Single-electron transistors based on the concept of Coulomb blockade are one proposed technology for realizing ultra-dense circuits. Coulomb blockade is the suppression of single-electron tunneling into metallic or semiconductor islands. In order to achieve Coulomb blockade, the charging energy of an island must greatly exceed the thermal energy. To reduce quantum fluctuations the tunneling resistance to the island should be greater than the resistance quantum h/e2. Coulomb blockade itself may be the basis of conventional logic elements, such as inverters.

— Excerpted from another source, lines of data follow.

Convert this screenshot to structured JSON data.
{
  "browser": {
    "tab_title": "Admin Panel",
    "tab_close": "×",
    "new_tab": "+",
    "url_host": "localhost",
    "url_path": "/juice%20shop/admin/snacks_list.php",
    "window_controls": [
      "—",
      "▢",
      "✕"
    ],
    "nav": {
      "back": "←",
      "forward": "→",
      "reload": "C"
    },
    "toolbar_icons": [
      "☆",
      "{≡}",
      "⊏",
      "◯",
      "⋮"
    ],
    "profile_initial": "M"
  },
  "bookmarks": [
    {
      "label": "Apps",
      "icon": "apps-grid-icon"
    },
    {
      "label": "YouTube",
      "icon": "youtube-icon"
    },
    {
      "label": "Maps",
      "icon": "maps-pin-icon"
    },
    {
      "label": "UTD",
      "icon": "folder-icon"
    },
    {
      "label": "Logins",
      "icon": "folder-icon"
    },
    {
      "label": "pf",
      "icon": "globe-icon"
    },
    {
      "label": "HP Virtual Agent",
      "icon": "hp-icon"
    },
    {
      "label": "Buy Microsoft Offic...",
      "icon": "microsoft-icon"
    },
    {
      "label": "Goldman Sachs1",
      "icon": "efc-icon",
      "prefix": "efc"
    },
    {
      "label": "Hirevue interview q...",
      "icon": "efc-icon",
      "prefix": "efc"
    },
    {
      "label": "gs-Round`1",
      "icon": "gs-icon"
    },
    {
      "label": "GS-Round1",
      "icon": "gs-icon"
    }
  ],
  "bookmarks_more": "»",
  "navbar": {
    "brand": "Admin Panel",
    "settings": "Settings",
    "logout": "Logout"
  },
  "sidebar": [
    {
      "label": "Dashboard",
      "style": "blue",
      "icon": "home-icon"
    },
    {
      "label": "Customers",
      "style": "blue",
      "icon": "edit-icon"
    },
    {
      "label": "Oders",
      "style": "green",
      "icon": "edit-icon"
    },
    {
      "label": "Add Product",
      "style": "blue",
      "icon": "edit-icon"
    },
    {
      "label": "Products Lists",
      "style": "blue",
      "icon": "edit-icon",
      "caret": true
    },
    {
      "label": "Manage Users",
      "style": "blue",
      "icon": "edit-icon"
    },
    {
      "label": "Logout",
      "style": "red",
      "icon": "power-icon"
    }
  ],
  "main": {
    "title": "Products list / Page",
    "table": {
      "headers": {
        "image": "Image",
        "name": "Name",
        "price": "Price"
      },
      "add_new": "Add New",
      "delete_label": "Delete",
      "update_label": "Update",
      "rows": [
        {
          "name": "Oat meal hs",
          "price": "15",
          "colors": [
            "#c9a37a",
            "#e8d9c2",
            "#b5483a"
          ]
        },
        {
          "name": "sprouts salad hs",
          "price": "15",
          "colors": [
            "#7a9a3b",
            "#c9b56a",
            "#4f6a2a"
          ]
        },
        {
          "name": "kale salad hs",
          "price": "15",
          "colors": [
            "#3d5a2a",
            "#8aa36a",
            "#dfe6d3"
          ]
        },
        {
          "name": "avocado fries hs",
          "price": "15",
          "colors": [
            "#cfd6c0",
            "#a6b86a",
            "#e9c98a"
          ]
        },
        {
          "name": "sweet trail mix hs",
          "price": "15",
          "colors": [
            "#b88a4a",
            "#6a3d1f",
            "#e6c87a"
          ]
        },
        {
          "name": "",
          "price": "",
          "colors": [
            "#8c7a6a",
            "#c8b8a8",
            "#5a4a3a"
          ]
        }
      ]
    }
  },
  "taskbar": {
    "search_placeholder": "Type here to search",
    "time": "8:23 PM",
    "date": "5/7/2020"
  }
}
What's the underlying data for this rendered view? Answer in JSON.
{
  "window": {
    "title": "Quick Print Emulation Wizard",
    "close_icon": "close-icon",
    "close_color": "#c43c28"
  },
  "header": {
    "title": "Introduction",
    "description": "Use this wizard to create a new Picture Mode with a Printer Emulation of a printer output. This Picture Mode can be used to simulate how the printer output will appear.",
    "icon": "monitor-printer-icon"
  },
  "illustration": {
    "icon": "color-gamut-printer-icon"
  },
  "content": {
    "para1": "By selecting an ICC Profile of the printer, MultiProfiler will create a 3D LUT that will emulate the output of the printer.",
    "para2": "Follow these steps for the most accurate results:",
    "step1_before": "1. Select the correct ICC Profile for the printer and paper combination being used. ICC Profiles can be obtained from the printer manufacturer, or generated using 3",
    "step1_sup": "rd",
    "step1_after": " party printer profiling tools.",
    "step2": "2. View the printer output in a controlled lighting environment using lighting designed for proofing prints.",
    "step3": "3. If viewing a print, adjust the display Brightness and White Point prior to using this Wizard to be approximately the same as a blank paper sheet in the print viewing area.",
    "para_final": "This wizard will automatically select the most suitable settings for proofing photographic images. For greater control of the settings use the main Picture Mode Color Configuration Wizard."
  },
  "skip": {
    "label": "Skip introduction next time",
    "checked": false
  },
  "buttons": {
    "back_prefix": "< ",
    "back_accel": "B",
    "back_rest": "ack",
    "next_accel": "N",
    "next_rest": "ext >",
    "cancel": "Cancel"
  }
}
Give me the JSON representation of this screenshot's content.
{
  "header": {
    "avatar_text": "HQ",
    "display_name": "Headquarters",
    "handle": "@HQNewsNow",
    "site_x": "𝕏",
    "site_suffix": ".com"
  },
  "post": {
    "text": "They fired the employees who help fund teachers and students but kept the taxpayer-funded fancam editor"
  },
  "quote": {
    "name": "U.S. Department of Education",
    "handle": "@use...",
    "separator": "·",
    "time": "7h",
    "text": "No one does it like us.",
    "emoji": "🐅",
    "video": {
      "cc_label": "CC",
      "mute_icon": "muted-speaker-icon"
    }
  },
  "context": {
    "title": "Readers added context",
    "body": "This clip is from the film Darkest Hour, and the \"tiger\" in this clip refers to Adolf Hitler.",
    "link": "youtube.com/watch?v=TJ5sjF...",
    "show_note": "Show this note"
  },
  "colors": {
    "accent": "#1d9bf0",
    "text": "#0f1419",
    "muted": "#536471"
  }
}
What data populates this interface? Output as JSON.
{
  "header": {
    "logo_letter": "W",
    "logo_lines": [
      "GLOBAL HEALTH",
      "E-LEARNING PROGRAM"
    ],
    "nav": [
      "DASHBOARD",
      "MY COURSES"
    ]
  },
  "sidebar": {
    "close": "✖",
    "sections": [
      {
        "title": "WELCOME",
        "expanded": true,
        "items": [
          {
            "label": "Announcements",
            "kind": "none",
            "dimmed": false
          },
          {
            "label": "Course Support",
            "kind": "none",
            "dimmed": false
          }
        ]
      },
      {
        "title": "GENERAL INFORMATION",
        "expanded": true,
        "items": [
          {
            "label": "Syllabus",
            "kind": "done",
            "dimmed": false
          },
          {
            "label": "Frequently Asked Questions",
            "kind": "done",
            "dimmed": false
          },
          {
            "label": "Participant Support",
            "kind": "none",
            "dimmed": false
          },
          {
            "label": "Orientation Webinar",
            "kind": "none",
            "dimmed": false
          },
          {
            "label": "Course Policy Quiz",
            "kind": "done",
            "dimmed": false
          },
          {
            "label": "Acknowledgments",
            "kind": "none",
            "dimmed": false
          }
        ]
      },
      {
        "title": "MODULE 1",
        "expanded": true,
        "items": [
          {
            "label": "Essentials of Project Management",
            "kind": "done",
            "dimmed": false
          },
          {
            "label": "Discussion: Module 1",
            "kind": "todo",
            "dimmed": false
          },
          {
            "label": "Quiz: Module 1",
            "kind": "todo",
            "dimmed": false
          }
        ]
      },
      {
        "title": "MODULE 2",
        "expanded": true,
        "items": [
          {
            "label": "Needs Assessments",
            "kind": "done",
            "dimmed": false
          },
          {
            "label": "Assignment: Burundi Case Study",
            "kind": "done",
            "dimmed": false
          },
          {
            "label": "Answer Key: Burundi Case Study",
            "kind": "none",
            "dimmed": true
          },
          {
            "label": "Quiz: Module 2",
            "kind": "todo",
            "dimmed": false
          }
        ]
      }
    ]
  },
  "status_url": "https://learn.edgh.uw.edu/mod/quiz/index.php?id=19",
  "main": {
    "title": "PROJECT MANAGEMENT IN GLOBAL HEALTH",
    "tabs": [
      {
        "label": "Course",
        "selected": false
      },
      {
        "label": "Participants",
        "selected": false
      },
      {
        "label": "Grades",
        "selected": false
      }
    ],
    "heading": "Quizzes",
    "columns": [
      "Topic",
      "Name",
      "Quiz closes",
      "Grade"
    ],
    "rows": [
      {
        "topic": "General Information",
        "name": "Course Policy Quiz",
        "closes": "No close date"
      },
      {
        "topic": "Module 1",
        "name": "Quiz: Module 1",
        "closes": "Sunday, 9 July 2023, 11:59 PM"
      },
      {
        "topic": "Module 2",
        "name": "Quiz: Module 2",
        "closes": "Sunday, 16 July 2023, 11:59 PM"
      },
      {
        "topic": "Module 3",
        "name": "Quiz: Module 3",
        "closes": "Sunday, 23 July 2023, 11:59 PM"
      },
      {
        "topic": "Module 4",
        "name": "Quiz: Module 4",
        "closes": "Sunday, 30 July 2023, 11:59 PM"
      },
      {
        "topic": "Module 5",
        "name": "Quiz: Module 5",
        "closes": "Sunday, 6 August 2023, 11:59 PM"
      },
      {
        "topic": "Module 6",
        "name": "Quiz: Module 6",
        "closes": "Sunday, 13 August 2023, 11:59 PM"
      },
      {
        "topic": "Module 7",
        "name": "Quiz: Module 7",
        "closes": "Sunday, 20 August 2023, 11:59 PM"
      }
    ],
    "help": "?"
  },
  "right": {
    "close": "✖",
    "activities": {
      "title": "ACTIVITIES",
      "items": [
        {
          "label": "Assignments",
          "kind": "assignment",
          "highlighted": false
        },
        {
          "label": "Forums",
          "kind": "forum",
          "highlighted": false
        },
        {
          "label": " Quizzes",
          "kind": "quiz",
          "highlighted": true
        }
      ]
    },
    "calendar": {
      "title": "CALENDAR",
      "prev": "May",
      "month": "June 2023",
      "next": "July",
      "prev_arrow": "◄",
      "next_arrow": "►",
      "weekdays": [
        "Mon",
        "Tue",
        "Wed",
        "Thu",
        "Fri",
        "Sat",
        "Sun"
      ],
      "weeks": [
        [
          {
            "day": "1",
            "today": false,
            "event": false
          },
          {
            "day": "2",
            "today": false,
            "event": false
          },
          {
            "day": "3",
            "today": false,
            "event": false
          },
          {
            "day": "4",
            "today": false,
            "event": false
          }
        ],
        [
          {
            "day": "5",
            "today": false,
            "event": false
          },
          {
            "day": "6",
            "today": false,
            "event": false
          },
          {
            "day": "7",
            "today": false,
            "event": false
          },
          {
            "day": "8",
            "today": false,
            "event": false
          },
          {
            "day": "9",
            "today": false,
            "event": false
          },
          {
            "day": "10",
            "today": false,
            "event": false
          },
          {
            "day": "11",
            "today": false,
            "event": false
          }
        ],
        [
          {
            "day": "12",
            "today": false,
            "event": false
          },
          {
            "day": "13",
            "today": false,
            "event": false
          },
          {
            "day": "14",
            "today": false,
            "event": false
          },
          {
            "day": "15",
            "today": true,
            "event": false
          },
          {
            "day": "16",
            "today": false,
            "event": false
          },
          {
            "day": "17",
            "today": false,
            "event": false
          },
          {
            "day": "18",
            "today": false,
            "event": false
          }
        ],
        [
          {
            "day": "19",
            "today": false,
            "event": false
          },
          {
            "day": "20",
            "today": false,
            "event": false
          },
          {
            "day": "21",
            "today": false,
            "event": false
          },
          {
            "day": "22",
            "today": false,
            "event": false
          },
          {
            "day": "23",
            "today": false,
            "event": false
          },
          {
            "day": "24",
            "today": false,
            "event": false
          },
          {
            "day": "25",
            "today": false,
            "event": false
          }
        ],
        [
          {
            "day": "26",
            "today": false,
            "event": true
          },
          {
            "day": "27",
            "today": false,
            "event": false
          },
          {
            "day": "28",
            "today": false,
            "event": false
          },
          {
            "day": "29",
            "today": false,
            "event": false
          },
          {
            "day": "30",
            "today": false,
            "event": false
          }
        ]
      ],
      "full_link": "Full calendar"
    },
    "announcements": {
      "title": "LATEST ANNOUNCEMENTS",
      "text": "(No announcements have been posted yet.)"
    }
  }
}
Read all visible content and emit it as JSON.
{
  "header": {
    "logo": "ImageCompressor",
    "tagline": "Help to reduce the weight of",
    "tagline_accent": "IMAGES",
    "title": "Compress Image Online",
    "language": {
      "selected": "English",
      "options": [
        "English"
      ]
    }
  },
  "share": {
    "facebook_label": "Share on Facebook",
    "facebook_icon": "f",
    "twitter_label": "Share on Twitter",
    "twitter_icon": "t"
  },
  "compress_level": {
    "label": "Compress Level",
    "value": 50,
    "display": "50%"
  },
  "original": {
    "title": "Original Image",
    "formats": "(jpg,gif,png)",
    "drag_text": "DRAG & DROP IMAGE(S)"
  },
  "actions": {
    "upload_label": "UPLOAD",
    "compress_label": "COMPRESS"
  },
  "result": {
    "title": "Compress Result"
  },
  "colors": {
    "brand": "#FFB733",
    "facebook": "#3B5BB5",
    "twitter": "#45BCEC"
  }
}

Equally promising is the use of the Coulomb blockade effect to pump charges one-by-one through a chain of dots to realize a frequency-controlled current source in which the current is exactly equal to I=ef, where f is the clocking frequency.
While the operation of Coulomb blockade devices has been demonstrated, most operate only at greatly reduced temperatures and require sophisticated nanofabrication procedures. The size scales necessary for Coulomb blockade effects at such relatively elevated temperatures of about room temperature impose limits on the number, uniformity and connectivity of quantum dots. As a result, alternative methodologies of nanofabrication need to be investigated and developed.
The electronic properties of small metallic nanoparticles have been examined for application in nanoelectronics, catalysis, sensors and optics. However, few devices that incorporate such nanoparticles have been developed to date, in large part due to the inability to precisely control the anchoring and positioning of nanoparticles on a substrate. Prior approaches to nanoparticle deposition on surfaces typically have failed to provide the necessary control over nanoparticle size distribution, interparticle spacing, and/or are incompatible with semiconductor processing methods. For at least these reasons, improved electronic transmission grids that can be precisely functionalized are needed.